La réalisation de Paul Feig n’est pas particulièrement inventive, mais elle est efficace, s’autorisant quelques pointes de brutalité assez bienvenues dans ses courses poursuites, fusillades et combat au corps à corps. A ce titre, on saluera la performance très physique de Melissa McCarthy, très crédible dans l’action, notamment dans un affrontement à l’arme blanche dans une cuisine qui fonctionne comme une semi-parodie du final de The Raid 2.

Le film s’inscrit aussi dans le grand retour des films d’espionnage. Nous avons déjà eu Kingsman cette année, et nous attendons Spectre, le nouveau James Bond, et la reprise Des agents très spéciaux : code U.N.C.L.E. par Guy Ritchie. Si l’on devait le rattacher au genre, Spy serait plus proche du récent et déjà oublié Max la Menace avec Steve Carrell. Dans les deux cas, on est face à des héros compétents mais qui vont se mettre dans de drôles de situation à cause de leur inexpérience, mais qui apportent un autre regard sur leur métier face à d’autres agents trop sûrs d’eux. Spy s’en démarque toutefois par un humour nettement plus agressif comme on le verra plus tard.

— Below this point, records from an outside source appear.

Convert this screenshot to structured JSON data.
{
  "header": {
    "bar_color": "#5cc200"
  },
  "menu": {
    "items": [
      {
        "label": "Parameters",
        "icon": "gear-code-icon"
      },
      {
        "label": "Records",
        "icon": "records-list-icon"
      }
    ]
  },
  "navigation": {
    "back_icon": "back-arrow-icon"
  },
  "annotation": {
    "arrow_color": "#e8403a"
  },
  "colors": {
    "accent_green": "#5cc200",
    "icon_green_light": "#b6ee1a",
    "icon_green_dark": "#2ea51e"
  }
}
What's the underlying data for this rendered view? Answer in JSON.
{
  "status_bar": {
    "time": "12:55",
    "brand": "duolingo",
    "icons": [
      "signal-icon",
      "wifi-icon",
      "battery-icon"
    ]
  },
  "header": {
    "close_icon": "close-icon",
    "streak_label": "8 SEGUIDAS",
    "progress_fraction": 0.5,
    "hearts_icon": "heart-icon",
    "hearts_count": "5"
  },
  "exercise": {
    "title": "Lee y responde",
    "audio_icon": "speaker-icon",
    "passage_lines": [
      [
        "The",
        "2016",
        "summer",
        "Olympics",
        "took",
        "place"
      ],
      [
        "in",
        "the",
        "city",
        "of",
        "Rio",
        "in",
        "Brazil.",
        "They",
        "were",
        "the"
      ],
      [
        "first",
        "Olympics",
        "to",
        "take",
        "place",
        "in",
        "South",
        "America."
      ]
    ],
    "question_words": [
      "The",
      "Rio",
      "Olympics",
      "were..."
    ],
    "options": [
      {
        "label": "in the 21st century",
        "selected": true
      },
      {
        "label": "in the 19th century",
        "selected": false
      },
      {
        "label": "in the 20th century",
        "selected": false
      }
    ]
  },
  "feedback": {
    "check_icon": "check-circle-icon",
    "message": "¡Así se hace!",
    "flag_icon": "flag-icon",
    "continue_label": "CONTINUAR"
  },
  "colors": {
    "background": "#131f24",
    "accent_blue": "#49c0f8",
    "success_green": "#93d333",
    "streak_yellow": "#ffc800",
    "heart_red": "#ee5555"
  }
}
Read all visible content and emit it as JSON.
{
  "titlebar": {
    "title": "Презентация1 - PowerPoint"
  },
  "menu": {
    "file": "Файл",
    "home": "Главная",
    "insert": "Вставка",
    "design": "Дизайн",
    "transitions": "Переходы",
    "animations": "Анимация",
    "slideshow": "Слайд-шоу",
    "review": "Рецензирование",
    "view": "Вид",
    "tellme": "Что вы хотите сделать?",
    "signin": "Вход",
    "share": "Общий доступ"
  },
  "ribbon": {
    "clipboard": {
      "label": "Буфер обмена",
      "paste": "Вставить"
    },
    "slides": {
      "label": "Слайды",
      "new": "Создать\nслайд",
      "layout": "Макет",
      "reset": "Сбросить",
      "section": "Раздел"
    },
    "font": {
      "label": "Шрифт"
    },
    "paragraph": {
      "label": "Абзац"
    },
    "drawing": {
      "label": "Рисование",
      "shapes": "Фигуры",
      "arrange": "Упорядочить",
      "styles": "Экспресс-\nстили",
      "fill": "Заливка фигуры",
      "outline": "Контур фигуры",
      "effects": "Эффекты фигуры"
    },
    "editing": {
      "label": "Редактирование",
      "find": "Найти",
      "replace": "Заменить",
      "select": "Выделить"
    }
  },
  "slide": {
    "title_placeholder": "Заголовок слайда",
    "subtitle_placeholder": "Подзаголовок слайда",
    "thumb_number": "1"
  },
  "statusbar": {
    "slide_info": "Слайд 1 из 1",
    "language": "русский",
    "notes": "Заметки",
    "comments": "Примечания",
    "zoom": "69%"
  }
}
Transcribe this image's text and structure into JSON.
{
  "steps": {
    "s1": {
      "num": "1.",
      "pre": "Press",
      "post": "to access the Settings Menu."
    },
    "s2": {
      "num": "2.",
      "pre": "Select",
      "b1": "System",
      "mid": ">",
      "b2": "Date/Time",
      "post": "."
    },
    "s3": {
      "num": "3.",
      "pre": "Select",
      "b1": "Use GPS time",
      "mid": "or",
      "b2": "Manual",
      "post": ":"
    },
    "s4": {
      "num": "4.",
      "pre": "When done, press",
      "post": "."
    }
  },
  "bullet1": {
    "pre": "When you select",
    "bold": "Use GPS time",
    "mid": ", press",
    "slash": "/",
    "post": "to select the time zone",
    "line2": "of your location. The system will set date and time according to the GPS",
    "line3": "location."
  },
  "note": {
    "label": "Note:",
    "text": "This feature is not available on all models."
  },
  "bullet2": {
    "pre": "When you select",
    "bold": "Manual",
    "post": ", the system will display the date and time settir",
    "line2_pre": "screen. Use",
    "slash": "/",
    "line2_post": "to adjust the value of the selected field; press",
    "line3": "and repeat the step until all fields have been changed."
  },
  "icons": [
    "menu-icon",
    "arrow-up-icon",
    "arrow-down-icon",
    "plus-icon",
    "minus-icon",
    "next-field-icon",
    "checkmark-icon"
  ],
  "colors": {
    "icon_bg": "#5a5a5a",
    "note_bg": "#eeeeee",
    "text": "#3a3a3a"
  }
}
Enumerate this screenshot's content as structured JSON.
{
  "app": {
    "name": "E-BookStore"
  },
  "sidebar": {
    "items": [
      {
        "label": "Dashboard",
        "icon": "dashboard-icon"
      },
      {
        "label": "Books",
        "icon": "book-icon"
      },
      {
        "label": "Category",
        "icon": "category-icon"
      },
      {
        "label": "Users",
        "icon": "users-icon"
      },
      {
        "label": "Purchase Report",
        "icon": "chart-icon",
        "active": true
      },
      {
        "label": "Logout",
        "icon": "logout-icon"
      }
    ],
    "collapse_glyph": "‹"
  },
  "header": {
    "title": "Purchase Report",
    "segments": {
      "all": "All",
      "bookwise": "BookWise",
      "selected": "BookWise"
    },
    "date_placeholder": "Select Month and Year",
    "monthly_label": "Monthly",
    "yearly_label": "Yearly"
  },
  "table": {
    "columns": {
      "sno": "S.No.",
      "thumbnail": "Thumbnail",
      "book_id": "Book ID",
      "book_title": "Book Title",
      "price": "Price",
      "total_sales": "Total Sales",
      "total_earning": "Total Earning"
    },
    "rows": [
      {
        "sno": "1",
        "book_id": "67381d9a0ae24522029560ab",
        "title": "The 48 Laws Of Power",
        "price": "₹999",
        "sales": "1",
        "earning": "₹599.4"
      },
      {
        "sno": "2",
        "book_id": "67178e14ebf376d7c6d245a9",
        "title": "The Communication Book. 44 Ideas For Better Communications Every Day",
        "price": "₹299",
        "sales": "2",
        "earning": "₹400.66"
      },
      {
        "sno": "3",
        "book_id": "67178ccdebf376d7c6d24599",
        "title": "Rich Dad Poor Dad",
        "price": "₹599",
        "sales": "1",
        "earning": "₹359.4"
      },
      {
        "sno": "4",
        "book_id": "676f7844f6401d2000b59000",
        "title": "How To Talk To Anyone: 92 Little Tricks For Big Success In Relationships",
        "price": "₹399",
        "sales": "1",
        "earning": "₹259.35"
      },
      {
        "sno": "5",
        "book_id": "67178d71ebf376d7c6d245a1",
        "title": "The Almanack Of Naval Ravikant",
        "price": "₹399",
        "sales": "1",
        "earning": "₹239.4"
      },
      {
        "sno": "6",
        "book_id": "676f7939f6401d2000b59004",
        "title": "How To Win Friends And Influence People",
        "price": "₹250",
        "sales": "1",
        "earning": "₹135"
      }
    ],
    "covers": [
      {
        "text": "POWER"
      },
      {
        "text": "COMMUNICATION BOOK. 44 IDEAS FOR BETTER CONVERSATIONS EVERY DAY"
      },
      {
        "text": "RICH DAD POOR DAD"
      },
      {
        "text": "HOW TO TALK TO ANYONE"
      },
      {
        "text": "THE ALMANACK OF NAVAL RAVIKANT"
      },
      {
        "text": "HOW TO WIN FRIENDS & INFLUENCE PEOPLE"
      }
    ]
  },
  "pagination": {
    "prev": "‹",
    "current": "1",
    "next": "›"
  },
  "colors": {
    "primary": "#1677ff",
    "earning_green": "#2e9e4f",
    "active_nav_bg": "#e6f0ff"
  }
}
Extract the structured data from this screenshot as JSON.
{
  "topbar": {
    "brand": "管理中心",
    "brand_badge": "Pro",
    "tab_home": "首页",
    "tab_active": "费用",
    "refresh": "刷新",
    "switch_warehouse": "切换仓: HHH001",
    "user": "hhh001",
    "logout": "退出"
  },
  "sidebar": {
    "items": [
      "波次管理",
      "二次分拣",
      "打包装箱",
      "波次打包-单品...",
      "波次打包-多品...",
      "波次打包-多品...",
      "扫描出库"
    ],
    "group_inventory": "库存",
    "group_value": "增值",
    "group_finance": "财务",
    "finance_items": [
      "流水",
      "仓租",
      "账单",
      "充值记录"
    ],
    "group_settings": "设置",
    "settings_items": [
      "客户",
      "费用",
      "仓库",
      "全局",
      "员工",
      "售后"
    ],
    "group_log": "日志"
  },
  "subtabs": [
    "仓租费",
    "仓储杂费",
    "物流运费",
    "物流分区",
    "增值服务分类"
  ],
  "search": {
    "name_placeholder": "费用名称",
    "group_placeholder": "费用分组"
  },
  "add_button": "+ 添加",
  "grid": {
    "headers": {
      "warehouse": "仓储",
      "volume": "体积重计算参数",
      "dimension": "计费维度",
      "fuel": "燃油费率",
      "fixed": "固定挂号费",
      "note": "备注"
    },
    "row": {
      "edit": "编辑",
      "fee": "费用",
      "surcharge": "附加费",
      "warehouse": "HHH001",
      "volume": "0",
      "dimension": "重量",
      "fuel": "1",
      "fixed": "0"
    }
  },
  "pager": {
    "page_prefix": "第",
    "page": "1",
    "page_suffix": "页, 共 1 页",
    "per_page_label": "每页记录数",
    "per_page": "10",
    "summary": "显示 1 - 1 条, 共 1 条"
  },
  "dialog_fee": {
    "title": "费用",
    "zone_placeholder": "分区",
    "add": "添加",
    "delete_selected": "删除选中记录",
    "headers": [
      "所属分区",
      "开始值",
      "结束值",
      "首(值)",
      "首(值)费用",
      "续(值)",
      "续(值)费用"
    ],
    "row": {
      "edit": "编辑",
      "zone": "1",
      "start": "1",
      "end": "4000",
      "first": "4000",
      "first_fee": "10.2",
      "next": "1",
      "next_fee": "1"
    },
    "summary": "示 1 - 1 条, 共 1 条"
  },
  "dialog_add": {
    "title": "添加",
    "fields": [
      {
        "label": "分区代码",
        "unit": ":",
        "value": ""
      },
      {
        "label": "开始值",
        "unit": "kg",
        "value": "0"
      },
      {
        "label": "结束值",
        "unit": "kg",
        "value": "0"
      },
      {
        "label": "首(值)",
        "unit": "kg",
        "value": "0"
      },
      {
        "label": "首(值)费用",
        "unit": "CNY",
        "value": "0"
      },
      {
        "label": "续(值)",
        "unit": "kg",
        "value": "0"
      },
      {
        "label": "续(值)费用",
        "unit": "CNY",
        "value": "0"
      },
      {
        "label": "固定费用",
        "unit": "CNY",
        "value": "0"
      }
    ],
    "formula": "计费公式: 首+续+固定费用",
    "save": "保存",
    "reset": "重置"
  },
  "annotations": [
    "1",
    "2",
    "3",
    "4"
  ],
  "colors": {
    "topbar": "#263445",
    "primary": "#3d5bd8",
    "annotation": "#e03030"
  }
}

On notera en passant que tous ces films d’espion renvoient à une image très traditionnelle de l’homme en costume trois pièces, déjouant des complots à base d’arme nucléaire grâce à leurs gadgets. Si Spy rappelle par certains côté l’excellent Very bad cops, il ne le suit pas dans sa manière de partir d’un genre très balisé pour parler de scandales politiques bien réels. Pas de références à Edward Snowden ou à Wikileaks par conséquent, et c’est un peu dommage.

Un film d’action qui ne met pas la comédie de côté

Malgré ses qualités dans l’action, Spy ne serait rien sans les trois piliers de l’humour selon Paul Feig : l’humiliation, le running gag et la cruauté.

Melissa McCarthy est l’héroïne parfaite pour ses films : héroïne survoltée sous des allures d’américaine très moyenne, les autres personnages lui font bien sentir qu’elle n’est pas la bienvenue dans leur univers fait de grâce et d’élégance. Comme Kristen Wiig dans Mes meilleures amies, celle-ci est constamment exploitée et humiliée par des gens plus puissants qu’elle. Pas de soirées de l’ambassadeur pour elle mais des identités secrètes de mère au foyer divorcée vêtue de t-shirts à petits chats douteux, avec pour gadget le plus utile un remède anti poison déguisé en tube de laxatif.

Et parce que plus une blague est répétée, plus elle devient drôle, le film repose tout entier sur des running gags. A côté des malheurs de Melissa McCarthy, entre ses allergies aux rongeurs, ses gadgets dégoûtants, et ses problèmes vestimentaires, on rira de Jason Statham, hilarant dans sa parodie des rôles de gros durs qui ont fait sa carrière, passant le film à échafauder des plans loufoques jusqu’à l’impossible et potentiellement destructeurs.

Enfin, comme Les flingueuses, Spy va étonnamment loin dans son aspect graphique : même s’il est pratiquement impossible d’aller aussi loin que la scène d’essayage de robes de Mes meilleures amies, attendez-vous à quelques gags particulièrement dégoûtants.

Évidemment, humiliation, gags à répétitions et graphiques se combinent tout au long du film : par exemple lors du running gag qui voit Rose Byrne (autre habituée des films de Paul Feig) , la méchante du film, passer son temps à se débarrasser de ses gardes du corps pour avoir échoué à la protéger. Les situations comiques s’enchaînent à grande vitesse, et montent en intensité au fur et à mesure, chaque gag tentant de pousser le bouchon un peu plus loin.

Melissa McCarthy, parfaitement à l’aise dans toutes les situations, voit son rôle évoluer au fur et à mesure de l’intrigue, mais reste constamment dans une énergie comique formidable.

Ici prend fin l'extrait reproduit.